The relative mean tissue viability for the positive control treated tissues was 6.8% relative to the negative control treated tissues and the standard deviation value of the viability was 1.3%. The positive control acceptance criteria were therefore satisfied. The mean OD562 for the negative control treated tissues was 1.170 and the standard deviation value of the viability was 0.7%. The negative control acceptance criteria were therefore satisfied. The standard deviation calculated from individual tissue viabilities of the three identically test item treated tissues was 6.2%. The test item acceptance criterion was therefore satisfied.
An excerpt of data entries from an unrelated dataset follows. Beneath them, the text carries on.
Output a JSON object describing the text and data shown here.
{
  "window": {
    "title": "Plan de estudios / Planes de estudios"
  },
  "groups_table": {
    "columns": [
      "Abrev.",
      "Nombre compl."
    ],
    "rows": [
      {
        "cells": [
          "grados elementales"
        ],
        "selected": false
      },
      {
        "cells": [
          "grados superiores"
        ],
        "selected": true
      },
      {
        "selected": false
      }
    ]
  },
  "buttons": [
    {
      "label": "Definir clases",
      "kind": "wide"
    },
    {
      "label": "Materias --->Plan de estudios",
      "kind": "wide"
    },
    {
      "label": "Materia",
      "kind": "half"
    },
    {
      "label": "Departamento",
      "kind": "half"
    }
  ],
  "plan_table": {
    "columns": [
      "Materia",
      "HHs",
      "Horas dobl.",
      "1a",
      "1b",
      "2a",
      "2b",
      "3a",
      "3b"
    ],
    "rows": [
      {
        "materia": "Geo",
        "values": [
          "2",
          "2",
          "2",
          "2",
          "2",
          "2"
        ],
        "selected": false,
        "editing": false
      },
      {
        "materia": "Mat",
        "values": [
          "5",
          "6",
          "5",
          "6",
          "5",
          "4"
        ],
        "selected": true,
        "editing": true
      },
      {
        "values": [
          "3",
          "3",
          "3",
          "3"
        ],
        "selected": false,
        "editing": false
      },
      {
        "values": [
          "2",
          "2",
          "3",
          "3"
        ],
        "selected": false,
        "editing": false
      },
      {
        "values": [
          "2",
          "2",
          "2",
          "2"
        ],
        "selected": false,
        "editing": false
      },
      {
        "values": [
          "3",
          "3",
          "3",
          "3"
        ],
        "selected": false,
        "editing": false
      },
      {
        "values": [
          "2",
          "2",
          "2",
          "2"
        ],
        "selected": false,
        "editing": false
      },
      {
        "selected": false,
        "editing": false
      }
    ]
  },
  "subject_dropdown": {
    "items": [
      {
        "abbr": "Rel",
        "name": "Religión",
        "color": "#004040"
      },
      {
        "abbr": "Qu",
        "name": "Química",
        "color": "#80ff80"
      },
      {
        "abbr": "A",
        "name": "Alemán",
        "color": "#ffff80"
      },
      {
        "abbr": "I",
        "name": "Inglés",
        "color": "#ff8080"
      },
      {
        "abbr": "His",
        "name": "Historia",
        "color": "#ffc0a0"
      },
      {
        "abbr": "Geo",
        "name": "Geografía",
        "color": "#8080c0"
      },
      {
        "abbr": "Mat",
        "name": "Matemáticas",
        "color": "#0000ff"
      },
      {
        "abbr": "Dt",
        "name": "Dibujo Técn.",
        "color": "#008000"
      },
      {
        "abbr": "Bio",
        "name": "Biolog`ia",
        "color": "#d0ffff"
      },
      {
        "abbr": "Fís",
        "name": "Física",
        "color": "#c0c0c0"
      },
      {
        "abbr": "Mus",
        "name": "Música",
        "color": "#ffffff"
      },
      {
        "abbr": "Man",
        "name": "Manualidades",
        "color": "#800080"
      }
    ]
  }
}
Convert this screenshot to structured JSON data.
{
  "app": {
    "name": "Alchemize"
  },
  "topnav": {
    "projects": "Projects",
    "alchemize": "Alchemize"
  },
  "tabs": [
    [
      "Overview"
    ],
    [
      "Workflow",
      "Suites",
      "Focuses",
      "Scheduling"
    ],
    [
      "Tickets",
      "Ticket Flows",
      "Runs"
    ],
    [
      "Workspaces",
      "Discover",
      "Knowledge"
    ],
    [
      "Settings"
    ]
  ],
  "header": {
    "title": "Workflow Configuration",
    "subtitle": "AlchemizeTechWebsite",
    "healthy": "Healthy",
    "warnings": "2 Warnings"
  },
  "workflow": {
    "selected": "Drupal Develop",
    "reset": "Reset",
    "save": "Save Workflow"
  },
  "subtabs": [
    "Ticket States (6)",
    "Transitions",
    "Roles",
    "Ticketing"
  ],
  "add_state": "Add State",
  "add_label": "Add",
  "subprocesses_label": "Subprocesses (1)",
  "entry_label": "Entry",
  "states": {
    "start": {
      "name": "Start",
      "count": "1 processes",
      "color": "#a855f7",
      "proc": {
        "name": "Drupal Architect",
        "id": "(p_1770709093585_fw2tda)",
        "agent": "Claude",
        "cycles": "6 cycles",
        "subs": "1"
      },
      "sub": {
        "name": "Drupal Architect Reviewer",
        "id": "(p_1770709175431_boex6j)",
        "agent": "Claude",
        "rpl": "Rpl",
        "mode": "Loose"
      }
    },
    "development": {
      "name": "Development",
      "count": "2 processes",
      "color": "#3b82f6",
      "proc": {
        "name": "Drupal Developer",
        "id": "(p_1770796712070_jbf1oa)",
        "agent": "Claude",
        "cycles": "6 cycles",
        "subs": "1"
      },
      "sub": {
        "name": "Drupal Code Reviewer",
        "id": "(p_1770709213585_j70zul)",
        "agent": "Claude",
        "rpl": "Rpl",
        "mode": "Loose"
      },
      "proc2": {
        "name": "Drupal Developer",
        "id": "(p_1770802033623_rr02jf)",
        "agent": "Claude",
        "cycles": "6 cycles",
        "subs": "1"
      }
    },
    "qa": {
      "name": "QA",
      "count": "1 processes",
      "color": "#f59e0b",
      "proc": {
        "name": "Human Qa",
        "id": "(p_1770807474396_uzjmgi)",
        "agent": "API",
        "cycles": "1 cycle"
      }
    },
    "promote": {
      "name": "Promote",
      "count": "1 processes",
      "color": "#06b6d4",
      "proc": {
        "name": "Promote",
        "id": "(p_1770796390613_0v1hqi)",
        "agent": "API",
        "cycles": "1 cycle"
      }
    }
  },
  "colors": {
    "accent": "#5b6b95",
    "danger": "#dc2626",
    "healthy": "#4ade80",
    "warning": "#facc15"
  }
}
Applicant's summary and conclusion

Interpretation of results:

GHS criteria not met

Conclusions:

The test item was classified as non-irritant. The following classification criteria apply:
EU CLP Not classified for skin irritation.

Executive summary:

The purpose of this test was to evaluate the skin irritation potential of the test item using the EPISKIN^TMreconstructed human epidermis model after a treatment period of 15 minutes followed by a post‑exposure incubation period of 42 hours. The principle of the assay was based on the measurement of cytotoxicity in reconstructed human epidermal cultures following topical exposure to the test item by means of the colorimetric MTT reduction assay. Cell viability is measured by enzymatic reduction of the yellow MTT tetrazolium salt (3‑[4,5-dimethylthiazol-2-yl]-2,5-diphenyl-tetrazolium bromide) to a blue formazan salt (within the mitochondria of viable cells) in the test item treated tissues relative to the negative controls. Triplicate tissues were treated with the test item for an exposure period of 15 minutes. The test item was found to directly reduce MTT and therefore additional non-viable tissues were incorporated into the testing for correction purposes. At the end of the exposure period each tissue was rinsed before incubating for 42 hours. At the end of the post‑exposure incubation period each tissue was taken for MTT-loading. The maintenance medium from beneath each tissue was transferred to pre‑labeled micro tubes and stored in a freezer for possible inflammatory mediator determination. After MTT-loading a total biopsy of each epidermis was made and placed into micro tubes containing acidified isopropanol for extraction of formazan crystals out of the MTT‑loaded tissues. At the end of the formazan extraction period each tube was mixed thoroughly and duplicate 200 µL samples were transferred to the appropriate wells of a pre‑labeled 96‑well plate. The optical density was measured at 562 nm. Data are presented in the form of percentage viability (MTT reduction in the test item treated tissues relative to negative control tissues). The relative mean viability of the test item treated tissues was 94.2% after the 15‑Minute exposure period and 42‑Hours post‑exposure incubation period. The quality criteria required for acceptance of results in the test were satisfied. The test item was classified as non-irritant. The following classification criteria apply: EU CLP Not classified for Irritation.